Heres the ones that I have seen before. Pretty nice work.
http://cgi.ebay.com/ebaymotors/XS65...5681437QQptZMotorcyclesQ5fPartsQ5fAccessories

I just went and looked at my upper tree, and it will be real easy to add mounting holes/bosses for stock gauges. I can easily do 2 different styles as well if necessary. Stock setups are rubber mounted plates. I may opt to not mess with the rubber mount aspect, and just have them be hard mounted to the clamp. Another touch, is maybe to thin out a section in the middle for an ignithion, or add tapped holes underneath for your stock unit. Lots of options here. Ill start the design process tomorrow.
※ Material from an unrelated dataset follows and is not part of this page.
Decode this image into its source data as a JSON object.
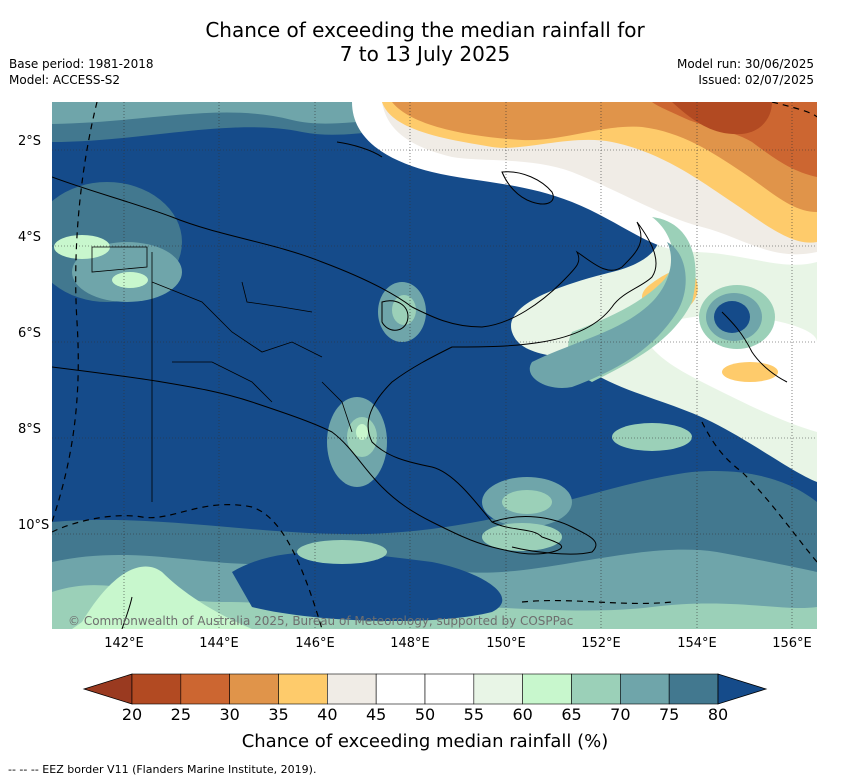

what year did they go to 35mm forks? 1975 or 76?
 
34MM will come dont worry.:thumbsup:

I went to look at my father in laws 73', and it has a 35mm front end on it. We bought the bike as a non runner, and built a sweet chopper out of it, so the forks could not be original. Or Are they???:shrug:

Should have done this before posting but... Mikesxs shows 35mm forks coming for 77 MY. I guess ill do 34mm around the same time!!!
 
Last edited:
Newbie here......first of all, I really like the triple clamp idea you have and that is certainly a great price.......but I'm kind of confused about a couple of things. How would you mount regular handlebars[non clip ons]? Regarding the instrument cut out holes....wouldn't it be hard to see your tach and speedo with them dropped down in those holes? Also, with them being on such a flat angle relative to the rider, wouldn't they be hard to see unless your riding position canted you forward like on a cafe bike? I would think that it might be especially hard for the chopper guys with their low seat heights and steep fork angles. The bracket idea someone mentioned would be a good idea.....you could angle them back and forth to suit any build style......
Just a thought......
 
Welcome Jack, The model i posted is for my personal build, in which im running a cafeseat, and clip-ons, so Ill be pretty close to them. Thats why Ill leave it up to the buyer. Maybe the one with Gauge cut outs, can be the Cafe model, or just the plain one can be the Cafe model. Not sure at this point. I can do up a couple different models, but if i get stretched too thin, the price will go up. Because, if i can only sell one or 2 a year of a certain model, than its not efficient to make them.

But, I do plan on putting the same bar mount holes in mine, as in the stock ones. That way riders can use their factory rubber dampening mounts, to keep out vibration.

Most likely what Ill have, is a:
Stock replacement model,
Cafe Model A, with nothing extra, but some tapped hole underneath, And
Cafe Model B, with some sort of Gauge holes, similar to the one I posted.
Its still early in the development process.